Is Rhoda's age given on the children's birth certificates, and is it more or less consistent with an 1855 DOB?
It would be interesting to know whether hers varies as much as his (I imagine it doesn't), and if it does vary, in which directions (including when she died).
I suspect that with him being a good deal older than her, there was some attempt to minimize his age. If he did give his age accurately when they married, he was a good 9 years older than her.
Also, if it was Rhoda doing the registrations (and as you said, giving the age to the newspaper when he died), she may have been the one doing that.
I would tend to go with the earlier possible DOB, at that is what he gave on the earliest records (the later the record, the more likely the inaccuracy, in my experience), and what his death record says.
Now ... the Navestock place of birth, and name Jane Hale/s -- they come from his marriage or death certificate?
Because that seems to be the only thing that makes a connection to Essex, if I'm following.

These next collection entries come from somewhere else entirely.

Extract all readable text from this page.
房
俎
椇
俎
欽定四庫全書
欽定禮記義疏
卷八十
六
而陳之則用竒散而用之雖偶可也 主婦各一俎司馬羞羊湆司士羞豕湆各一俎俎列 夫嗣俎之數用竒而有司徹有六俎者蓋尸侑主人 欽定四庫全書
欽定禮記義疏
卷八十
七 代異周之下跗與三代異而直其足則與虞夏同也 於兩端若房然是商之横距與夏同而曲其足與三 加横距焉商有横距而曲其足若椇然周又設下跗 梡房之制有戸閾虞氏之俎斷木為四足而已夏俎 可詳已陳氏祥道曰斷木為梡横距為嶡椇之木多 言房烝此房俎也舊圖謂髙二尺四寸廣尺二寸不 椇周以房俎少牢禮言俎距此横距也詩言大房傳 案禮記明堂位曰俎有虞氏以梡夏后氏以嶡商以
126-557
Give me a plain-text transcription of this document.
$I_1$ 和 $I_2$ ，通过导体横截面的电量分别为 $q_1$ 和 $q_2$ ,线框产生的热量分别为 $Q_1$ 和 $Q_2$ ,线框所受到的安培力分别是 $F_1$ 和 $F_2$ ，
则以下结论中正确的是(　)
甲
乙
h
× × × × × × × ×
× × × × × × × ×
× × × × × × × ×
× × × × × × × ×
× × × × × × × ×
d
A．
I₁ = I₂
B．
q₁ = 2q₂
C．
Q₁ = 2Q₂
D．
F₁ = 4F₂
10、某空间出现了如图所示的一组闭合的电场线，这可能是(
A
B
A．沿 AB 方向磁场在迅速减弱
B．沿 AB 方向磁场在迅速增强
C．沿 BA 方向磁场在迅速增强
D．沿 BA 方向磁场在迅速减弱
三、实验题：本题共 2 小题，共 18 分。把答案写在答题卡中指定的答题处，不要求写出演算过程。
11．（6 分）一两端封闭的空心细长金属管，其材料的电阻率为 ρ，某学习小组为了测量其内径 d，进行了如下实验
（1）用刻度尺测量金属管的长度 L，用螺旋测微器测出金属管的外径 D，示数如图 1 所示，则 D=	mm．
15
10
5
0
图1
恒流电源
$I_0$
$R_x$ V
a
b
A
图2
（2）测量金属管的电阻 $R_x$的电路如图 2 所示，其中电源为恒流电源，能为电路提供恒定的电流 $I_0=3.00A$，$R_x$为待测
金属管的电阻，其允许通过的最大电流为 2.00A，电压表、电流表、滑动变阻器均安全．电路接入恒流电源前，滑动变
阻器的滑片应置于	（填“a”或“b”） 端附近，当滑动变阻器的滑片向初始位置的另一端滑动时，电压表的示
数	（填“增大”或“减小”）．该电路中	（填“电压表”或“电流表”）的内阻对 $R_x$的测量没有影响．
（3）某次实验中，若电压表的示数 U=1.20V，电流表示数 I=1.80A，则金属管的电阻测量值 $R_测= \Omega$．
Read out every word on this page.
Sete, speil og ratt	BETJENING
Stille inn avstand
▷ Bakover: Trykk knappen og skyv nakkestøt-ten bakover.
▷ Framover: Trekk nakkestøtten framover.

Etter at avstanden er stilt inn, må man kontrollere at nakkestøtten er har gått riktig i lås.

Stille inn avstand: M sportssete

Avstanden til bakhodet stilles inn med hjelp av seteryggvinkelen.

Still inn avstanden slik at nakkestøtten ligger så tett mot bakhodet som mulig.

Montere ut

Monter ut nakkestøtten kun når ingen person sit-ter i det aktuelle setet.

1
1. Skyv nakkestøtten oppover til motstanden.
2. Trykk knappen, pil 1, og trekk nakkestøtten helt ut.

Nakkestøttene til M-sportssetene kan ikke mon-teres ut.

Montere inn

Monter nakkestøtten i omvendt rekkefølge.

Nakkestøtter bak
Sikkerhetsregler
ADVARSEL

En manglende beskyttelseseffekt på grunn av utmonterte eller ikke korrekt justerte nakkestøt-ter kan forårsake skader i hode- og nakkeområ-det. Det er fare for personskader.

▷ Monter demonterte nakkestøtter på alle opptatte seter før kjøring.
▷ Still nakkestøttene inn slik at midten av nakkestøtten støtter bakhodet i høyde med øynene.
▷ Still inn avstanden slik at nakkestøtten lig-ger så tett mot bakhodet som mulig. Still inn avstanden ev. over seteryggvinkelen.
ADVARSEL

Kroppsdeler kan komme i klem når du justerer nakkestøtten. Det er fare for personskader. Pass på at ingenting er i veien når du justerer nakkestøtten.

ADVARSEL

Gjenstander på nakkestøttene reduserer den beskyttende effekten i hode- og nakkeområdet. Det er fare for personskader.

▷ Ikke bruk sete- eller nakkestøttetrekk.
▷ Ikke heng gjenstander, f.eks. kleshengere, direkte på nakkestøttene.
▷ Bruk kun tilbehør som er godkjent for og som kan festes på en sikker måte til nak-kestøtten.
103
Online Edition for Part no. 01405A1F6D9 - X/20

Without that, everything looks pretty Scottish?
... Not that people don't tell total porkies about where they were from. I recently tracked down the gr-grdaughter of the sister of that weird gr-grfather of mine. The sister had married a wealthy young man born in Wales whose family was from Scotland two generations earlier. Once said young man went bankrupt, he changed his name to a variant of the family's original Scottish surname, and proceeded to tell the world that he and his children were born there (the children were born in Berkshire and Cheshire). Apparently the children believed him, as the daughter gave that as her birthplace in 1901, and the son, who settled in South Africa, told the family quite a wonderful tale all about being from Scotland. So you never know -- your man might in fact have had a Scottish father, but been Essex born and bred himself.